Each arc has a different (far future) space agent who has a limited time to investigate why an intergalactic graveyard the size of Earth’s solar system is blocking the way of a giant ship.
This arc, Symbolic Guerrilla, introduces agent Patty Stardust, who’s undercover with a cult of performance artists but gets called to check out the graveyard. Meanwhile, the cult–led by sixties hippie in the future, Ron–finds out the ship is stopped and starts planning on how he’s going to exploit the situation for his–ahem, the group’s–benefit.
Patty’s Black, with a big afro–how French guy Lewis Trondheim and probably European guy Kris acknowledge people shouldn’t intrude on her wanting to touch her hair but White Americans can’t figure it out… anyway. Patty’s a fantastic lead.
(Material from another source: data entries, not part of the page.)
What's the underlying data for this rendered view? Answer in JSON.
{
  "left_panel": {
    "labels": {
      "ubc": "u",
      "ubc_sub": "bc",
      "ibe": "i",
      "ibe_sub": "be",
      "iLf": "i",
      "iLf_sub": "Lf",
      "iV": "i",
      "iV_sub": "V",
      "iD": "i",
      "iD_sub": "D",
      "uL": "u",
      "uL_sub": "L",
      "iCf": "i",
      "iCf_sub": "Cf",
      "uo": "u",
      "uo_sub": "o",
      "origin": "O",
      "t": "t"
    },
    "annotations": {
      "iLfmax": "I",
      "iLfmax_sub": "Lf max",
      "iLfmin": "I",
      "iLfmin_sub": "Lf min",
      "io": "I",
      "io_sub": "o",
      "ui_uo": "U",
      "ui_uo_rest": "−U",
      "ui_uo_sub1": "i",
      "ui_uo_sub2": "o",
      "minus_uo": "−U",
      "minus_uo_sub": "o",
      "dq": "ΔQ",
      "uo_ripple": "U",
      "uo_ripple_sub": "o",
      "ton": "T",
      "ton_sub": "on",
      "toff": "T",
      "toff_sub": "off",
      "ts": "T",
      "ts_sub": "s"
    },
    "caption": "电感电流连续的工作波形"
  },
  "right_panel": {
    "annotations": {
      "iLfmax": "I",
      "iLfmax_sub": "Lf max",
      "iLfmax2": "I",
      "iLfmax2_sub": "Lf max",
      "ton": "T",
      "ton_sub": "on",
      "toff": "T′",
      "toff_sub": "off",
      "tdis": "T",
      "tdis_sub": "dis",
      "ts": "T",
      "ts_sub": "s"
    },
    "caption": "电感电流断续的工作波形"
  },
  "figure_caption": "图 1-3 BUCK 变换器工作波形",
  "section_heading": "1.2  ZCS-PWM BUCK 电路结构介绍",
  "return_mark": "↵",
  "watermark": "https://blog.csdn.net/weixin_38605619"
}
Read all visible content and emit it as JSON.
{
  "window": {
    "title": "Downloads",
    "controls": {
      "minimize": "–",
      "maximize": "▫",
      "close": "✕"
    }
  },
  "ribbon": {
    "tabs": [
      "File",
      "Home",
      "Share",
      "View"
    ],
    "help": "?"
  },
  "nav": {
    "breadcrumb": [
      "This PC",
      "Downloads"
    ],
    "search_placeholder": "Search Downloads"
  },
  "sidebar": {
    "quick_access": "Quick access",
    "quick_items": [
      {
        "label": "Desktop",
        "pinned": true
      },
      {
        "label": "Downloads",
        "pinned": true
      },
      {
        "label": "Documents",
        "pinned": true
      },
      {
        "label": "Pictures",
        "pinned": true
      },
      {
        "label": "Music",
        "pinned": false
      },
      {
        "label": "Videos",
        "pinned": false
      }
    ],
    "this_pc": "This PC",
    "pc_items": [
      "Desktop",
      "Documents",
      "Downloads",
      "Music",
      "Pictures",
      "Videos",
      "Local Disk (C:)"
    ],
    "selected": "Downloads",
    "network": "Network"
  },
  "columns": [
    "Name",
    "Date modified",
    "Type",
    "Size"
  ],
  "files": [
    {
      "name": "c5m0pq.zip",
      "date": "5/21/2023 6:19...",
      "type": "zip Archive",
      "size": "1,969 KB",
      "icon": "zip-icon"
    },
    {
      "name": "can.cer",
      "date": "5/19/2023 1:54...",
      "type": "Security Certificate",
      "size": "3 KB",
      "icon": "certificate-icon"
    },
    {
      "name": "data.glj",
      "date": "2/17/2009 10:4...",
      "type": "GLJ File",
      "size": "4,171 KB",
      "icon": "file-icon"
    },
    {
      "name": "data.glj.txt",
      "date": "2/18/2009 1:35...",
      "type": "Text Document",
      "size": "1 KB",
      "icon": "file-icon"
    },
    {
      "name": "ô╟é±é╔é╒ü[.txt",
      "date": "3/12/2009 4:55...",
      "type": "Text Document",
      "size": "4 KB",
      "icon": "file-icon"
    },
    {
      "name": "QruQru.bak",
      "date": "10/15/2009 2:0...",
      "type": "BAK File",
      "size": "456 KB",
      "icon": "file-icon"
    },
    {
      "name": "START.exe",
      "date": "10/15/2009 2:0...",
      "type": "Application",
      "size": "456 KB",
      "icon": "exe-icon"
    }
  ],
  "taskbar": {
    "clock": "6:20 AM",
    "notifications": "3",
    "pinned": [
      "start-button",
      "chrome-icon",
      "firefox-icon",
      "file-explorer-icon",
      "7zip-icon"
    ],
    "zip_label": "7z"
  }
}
She’s been undercover with Ron and the Symbolic Guerrillas for five years, this mission could jeopardize it–good thing the ship’s captain is going to loop time–and she’s engaged to Ron’s stepson.
That engagement–Patty’s the stage manager, who has to do work and (presumably) stay sober, while her dude is mindbogglingly high all the time–is one of the most interesting things in the arc. Trondheim and Kris don’t dwell on the space graveyard too much. Patty sees some things, but they don’t figure into the main plot like what Ron comes across and decides to exploit. In multiple ways. With multiple terrible results.
But Patty and her love life? It adds a lot of texture to the character, who’s otherwise basically moving from action beat to action beat.
Great art from Martin Trystram. He concentrates on the psychedelic flashback aspect of the visual narrative, but doesn’t skip on the sci-fi setting. Or the ship. There are cameos from previous Infinity 8 cast members, which makes you wonder how it would all read in a sitting.
Speaking of reading… I was sort of assuming the original French publications were bigger size than the American comic format, but no. The American printings might even be a little bigger. There’s just so much little detail you want to see. Trystram packs each panel. It’s awesome.
Infinity 8 is, I guess, halfway through with Symbolic Guerrilla but thanks to the writers’ ingenuity and the consistently different, consistently fantastic art, it feels like it’s just getting started.
Also because there’s so little emphasis placed on the ship’s crisis. It’s a red herring (almost) so Trondheim and company can explore this future.